And then we just signed on to a joint venture in the SE US that is probably the hottest conventional oil plays in the country that J6P and the MSM don't even know exists. But the high price on that oil was tied to LLS so now we have to downgrade those economics. But that might not slow development up much...very sweet play.

Then there's the bigger question: how much will the fluxing crude market affect Deep Water GOM. Long term projects so short term price changes aren't very effective. But the influx of more Canadian oil for maybe several decades could alter some future development plans.

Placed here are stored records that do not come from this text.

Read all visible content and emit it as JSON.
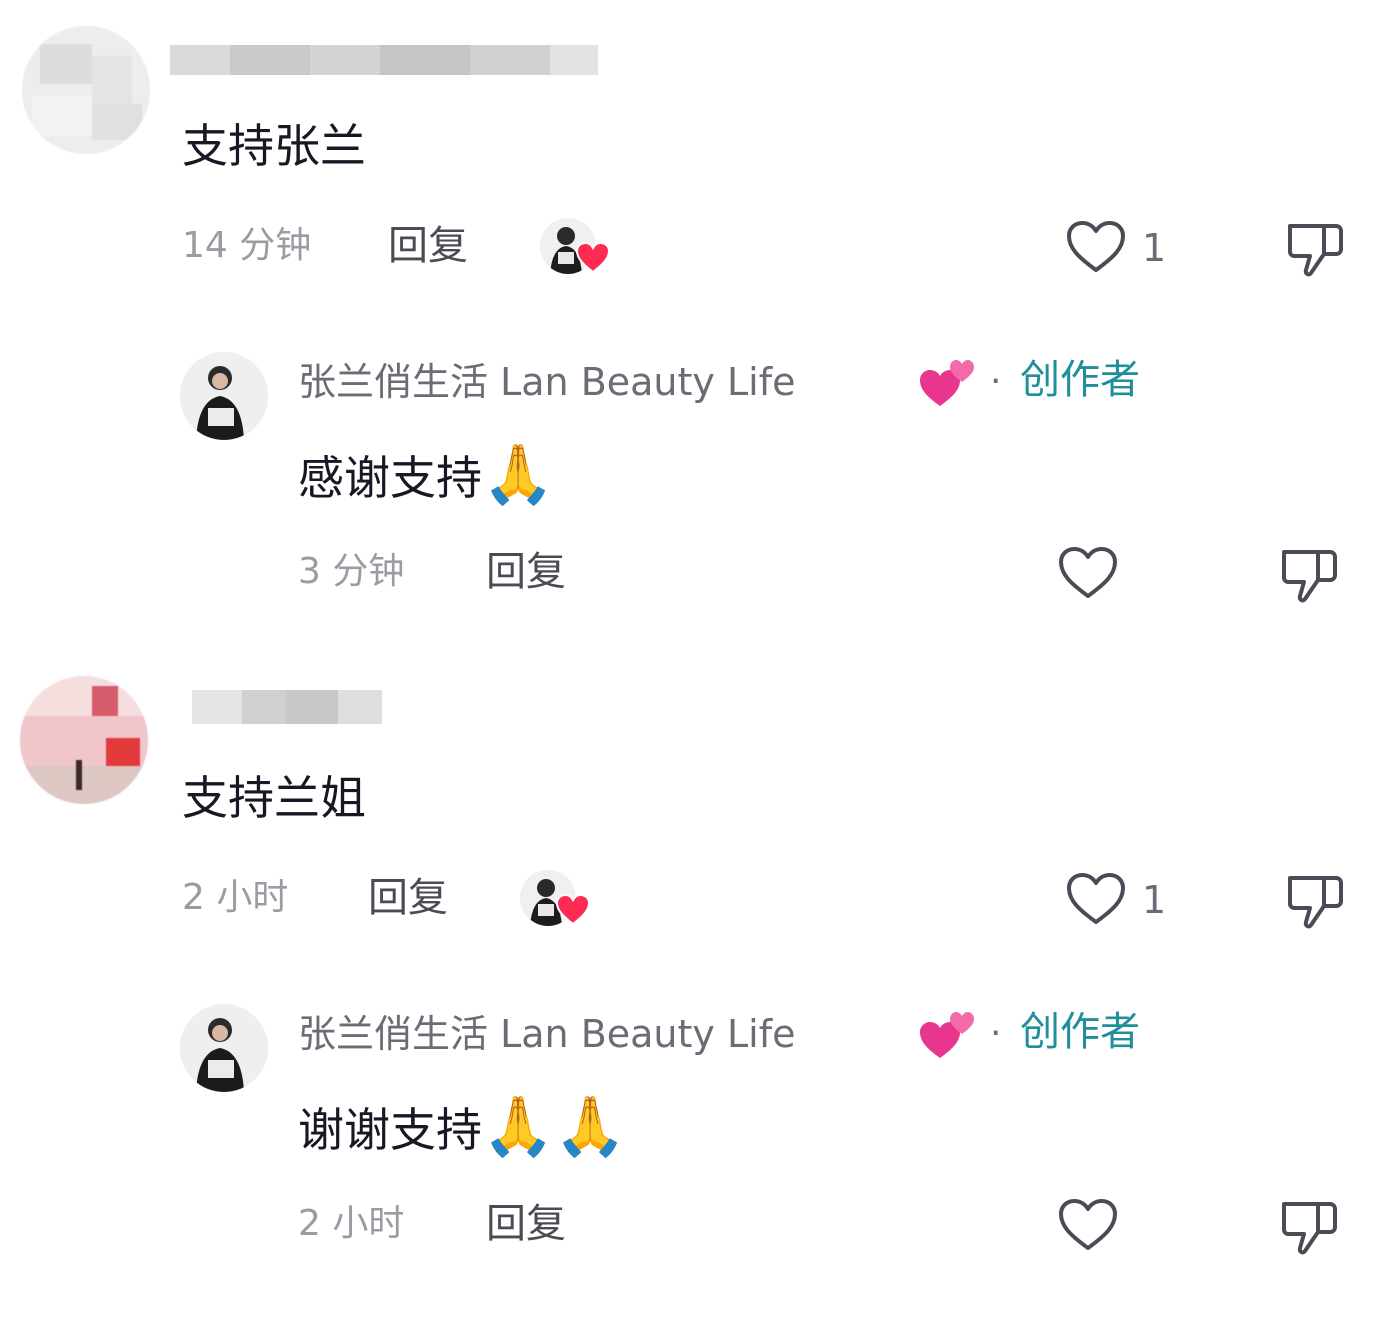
{
  "comments": [
    {
      "text": "支持张兰",
      "time": "14 分钟",
      "reply_label": "回复",
      "like_count": "1",
      "reply": {
        "author": "张兰俏生活 Lan Beauty Life",
        "separator": "·",
        "tag": "创作者",
        "text": "感谢支持",
        "emoji": "🙏",
        "time": "3 分钟",
        "reply_label": "回复"
      }
    },
    {
      "text": "支持兰姐",
      "time": "2 小时",
      "reply_label": "回复",
      "like_count": "1",
      "reply": {
        "author": "张兰俏生活 Lan Beauty Life",
        "separator": "·",
        "tag": "创作者",
        "text": "谢谢支持",
        "emoji": "🙏🙏",
        "time": "2 小时",
        "reply_label": "回复"
      }
    }
  ],
  "colors": {
    "creator_tag": "#1f8f9a",
    "liked_heart": "#fe2c55",
    "muted_text": "#9b9ca3"
  },
  "icons": [
    "heart-outline-icon",
    "thumbs-down-icon",
    "liked-by-creator-heart-icon",
    "sparkling-hearts-emoji-icon",
    "praying-hands-emoji-icon"
  ]
}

And another bigger question: will a nationwide decrease in oil costs make it more difficult for the alts to inject themselves further into the market place. Some have already pointed out that cheaper NG prices are holding them back. Cheaper oil prices thanks to our Canadian cousins won't help alt development. Those EV's aren't exactly flying off the lots now. Drop gasoline another 20% won't help their sales

Bottom line: the crude price swings may save some companies on the edge and push other to extinction. But consumers may be more convinced than ever that US has no energy problem because they won't see one today and are intellectually unable to see much beyond a 4 or 5 year time frame.

20% drop in gasoline prices?!! I know you aren't predicting anything, but if it happens expect to hear major chest beating from the cornucopians. By the way, if the oil is delivered via pipeline to the coast, is it still considered WTI? After all, it isn't delivered to Cushing, is it? Maybe it will be the new LLS.

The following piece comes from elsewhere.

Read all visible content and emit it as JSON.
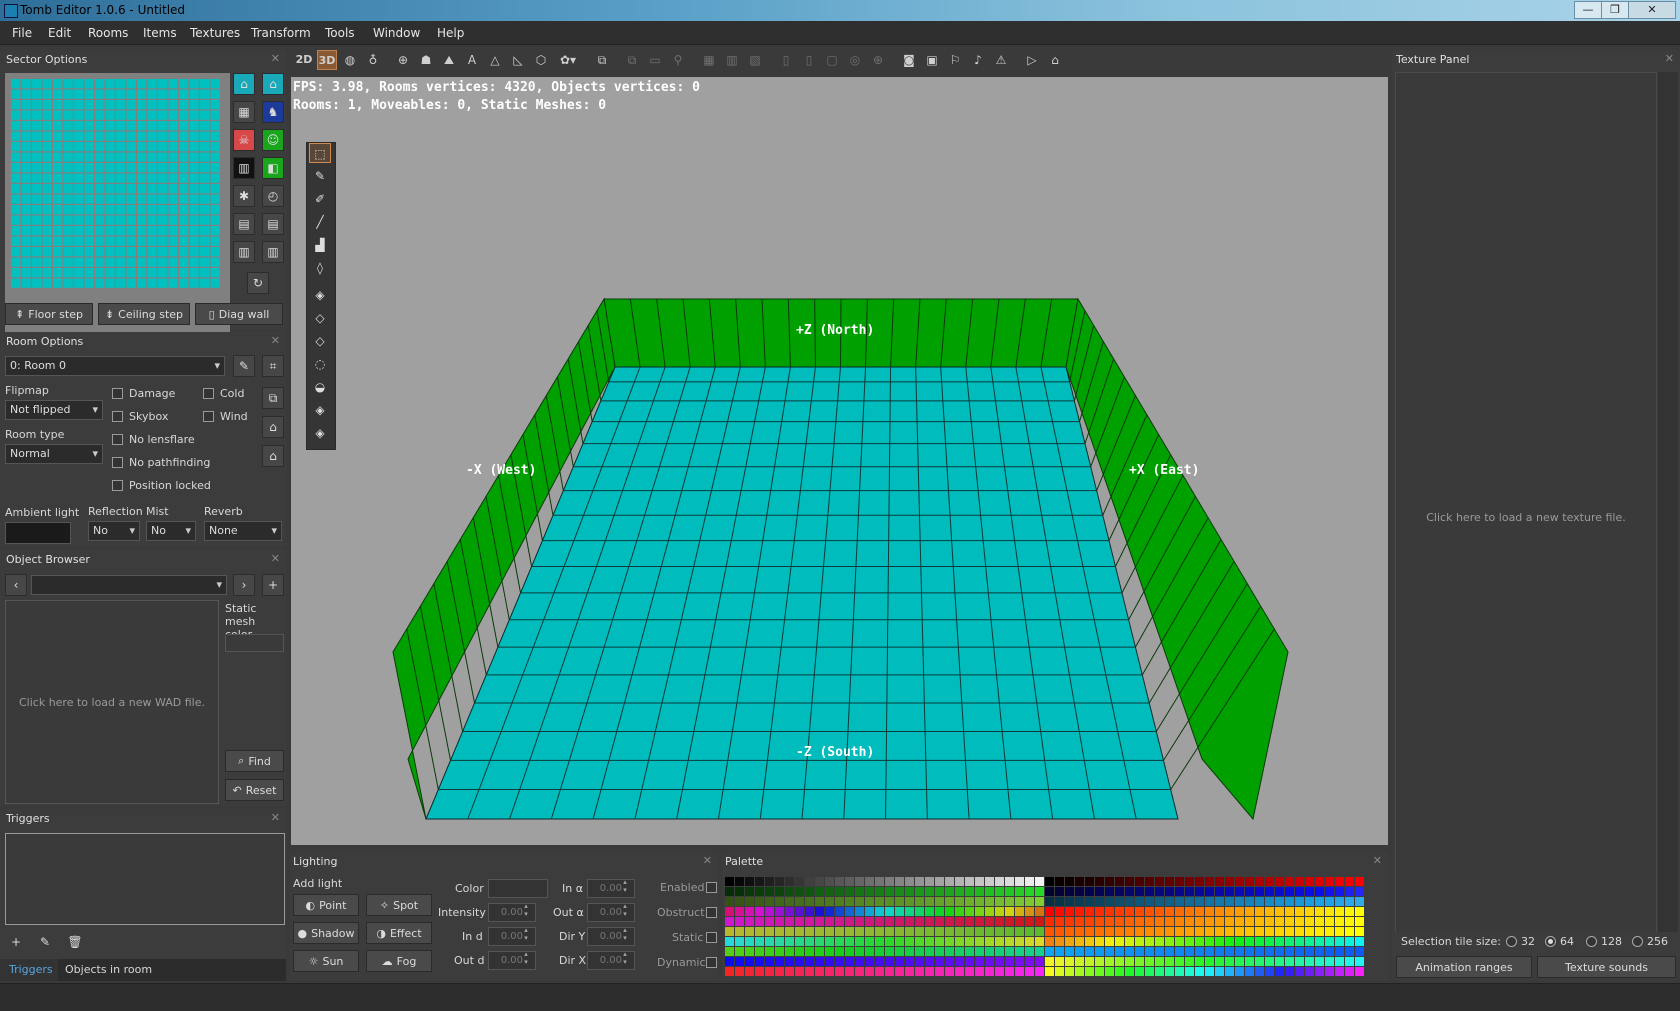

I expect the gap between world prices and WTI to close mostly by an increase in WTI and very little in a fall in world oil prices.

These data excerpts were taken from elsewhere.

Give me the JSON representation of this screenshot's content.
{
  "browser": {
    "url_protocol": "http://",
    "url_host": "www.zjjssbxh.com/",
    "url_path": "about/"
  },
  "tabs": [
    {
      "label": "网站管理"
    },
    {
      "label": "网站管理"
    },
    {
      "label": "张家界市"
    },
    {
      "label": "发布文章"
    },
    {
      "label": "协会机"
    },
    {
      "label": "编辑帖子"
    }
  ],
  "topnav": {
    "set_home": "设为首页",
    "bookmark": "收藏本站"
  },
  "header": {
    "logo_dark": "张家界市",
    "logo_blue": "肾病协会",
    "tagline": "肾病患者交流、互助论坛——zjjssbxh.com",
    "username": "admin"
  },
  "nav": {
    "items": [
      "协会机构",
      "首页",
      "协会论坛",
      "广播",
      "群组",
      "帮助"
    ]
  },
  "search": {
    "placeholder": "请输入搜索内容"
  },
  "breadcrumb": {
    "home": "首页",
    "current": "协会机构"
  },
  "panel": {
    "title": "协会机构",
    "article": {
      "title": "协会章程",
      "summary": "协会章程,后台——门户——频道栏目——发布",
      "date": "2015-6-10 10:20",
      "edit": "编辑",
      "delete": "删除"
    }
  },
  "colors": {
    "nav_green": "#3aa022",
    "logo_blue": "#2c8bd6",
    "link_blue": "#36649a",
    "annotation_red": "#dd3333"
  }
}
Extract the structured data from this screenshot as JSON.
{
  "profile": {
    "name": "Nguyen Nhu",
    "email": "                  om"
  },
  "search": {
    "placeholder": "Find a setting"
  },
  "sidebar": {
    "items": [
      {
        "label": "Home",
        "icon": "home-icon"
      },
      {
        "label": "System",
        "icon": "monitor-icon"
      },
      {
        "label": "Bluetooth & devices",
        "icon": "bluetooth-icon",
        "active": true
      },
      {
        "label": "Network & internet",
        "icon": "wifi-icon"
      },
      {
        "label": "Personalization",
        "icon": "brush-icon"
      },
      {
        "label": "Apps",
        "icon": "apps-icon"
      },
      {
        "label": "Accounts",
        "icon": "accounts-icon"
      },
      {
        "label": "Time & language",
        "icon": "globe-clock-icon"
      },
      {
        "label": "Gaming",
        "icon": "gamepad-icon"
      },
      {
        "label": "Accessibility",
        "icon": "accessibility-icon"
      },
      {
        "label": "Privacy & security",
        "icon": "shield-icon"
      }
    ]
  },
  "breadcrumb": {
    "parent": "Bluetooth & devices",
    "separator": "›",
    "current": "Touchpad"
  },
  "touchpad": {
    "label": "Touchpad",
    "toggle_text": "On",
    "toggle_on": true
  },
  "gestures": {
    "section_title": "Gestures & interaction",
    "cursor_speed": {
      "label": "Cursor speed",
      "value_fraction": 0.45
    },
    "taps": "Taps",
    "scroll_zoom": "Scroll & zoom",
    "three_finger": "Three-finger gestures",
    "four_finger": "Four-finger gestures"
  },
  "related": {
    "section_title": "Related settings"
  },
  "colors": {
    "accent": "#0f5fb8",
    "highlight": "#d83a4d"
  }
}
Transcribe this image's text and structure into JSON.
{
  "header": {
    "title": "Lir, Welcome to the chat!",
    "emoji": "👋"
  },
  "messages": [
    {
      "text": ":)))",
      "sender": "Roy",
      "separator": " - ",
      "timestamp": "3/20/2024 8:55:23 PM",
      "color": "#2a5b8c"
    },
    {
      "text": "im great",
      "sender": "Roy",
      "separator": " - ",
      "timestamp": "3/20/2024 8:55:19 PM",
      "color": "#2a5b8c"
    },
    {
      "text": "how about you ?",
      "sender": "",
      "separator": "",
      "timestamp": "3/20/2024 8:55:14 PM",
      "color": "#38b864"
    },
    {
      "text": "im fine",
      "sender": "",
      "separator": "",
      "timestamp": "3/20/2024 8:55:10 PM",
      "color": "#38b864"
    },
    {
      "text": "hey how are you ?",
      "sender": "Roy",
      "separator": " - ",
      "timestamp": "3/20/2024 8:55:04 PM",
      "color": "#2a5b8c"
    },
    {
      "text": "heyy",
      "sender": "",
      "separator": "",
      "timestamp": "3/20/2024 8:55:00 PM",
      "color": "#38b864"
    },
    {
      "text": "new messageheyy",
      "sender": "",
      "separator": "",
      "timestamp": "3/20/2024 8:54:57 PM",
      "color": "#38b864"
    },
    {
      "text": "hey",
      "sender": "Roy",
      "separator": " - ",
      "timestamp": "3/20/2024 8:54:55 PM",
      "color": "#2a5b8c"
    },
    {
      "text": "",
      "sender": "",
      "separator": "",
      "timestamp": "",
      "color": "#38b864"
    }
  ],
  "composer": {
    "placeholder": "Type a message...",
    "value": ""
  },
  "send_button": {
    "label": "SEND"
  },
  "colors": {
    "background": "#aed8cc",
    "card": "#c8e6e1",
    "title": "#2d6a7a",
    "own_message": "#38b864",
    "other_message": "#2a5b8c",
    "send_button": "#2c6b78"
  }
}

kingfish - Sounds like a lot and that's not a hard prediction. Given all the other factors effect prices it might go up for other reasons. OTOH gasoline is going for about $3.00/gallon in Houston so a 20% drop would bring it down to $2.40/gallon. Been a while but it was that low down here not too long ago. But a 10% drop to $2.70/gallon would surprise me.

I recall reading two years ago about how much storage they were building in Cushing to hold the oil that couldn't be shipped. I wonder if the new pipeline will provide enough capacity to drain that storage as well as ship the continual inflow from the north? If so, there could be quite a glut coming down the road. Question: can the Gulf refineries handle the new flow? If not, where will it go?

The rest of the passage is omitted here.